Now I’d returned, saying very little to Jamey, for fear of diluting the pleasure of discovery. It was crowded at lunch. The restaurant was now often booked months in advance and the chef was not about to turn his Geneva regulars away. We were seated at a table for two, madame on the banquette, of course, Jamey with his back to the room. “Don’t they know who you are?” he asked. “We should be side by side at a bigger table.”

I promised we would trade seats halfway through so that he could look at the room instead of the wall. Sipping the very ordinary Swiss white wine Girardet wanted us to drink, I felt a certain anxiety. Memory has a way of exaggerating ecstasy. But not this time. With the first bite of a barely gelled sea creature, I relaxed. Girardet had been touched by the gospel of the nouvelle cuisine that had converted most of France, but he didn’t stumble into it willy-nilly. His control of heat was uncanny. He had discovered not how long but how little a shrimp or a fish needed to be cooked. The breast of a chicken emerging from his kitchen was so moist and delicate, you might think he’d invented a new breed of bird. He blanched parsley as if it was spinach, then simmered it in butter. A thin peppery broth was studded with small slices of achingly sweet melon and bits of raw salmon and
loup de mer
. Frédy grinned and called it gazpacho. Fabergé might have designed the ballotine, a mosaic of sea creatures with a core that was pale pink, moist, and soft as a ripe peach. It had to be salmon, but no salmon I’d ever eaten anywhere had quite that astonishing mouth feel.

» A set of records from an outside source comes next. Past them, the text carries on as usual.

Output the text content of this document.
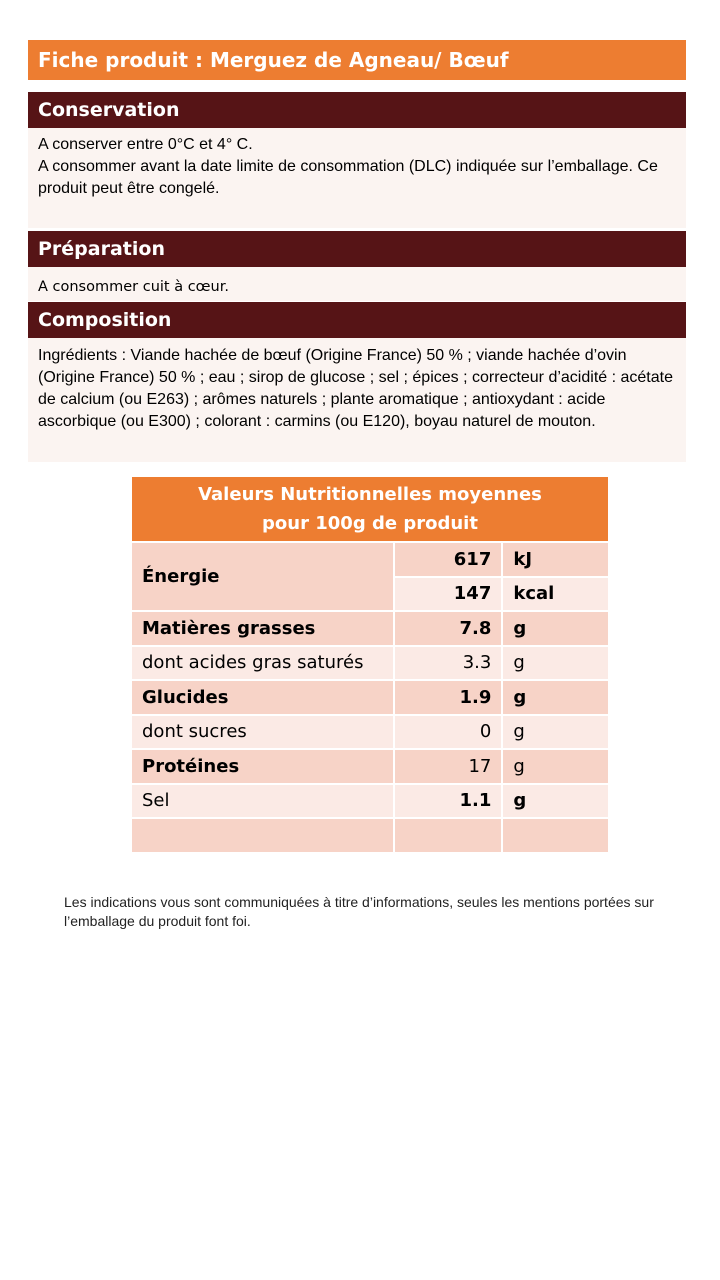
Fiche produit : Merguez de Agneau/ Bœuf
Conservation

A conserver entre 0°C et 4° C.

A consommer avant la date limite de consommation (DLC) indiquée sur l’emballage. Ce produit peut être congelé.

Préparation

A consommer cuit à cœur.

Composition

Ingrédients : Viande hachée de bœuf (Origine France) 50 % ; viande hachée d’ovin (Origine France) 50 % ; eau ; sirop de glucose ; sel ; épices ; correcteur d’acidité : acétate de calcium (ou E263) ; arômes naturels ; plante aromatique ; antioxydant : acide ascorbique (ou E300) ; colorant : carmins (ou E120), boyau naturel de mouton.

Valeurs Nutritionnelles moyennes
pour 100g de produit		

Énergie	617	kJ
	147	kcal
Matières grasses	7.8	g
dont acides gras saturés	3.3	g
Glucides	1.9	g
dont sucres	0	g
Protéines	17	g
Sel	1.1	g

Les indications vous sont communiquées à titre d’informations, seules les mentions portées sur l’emballage du produit font foi.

Tears were falling down Jamey’s cheeks. “If there’s a heaven, this is what they’ll serve the good kids,” he said, licking a tear that had strayed to his mouth. He came to sit beside me on the banquette, refusing my hankie. “The tears feel good. When I was eighteen, I went to see Marcel Marceau the first time and it was like this. It was almost a religious experience. Another dizzying immersion. I decided to be a mime, not an actor, but a mime. I took some classes. But that was bold. This is brilliant. The unexpected. So exciting.”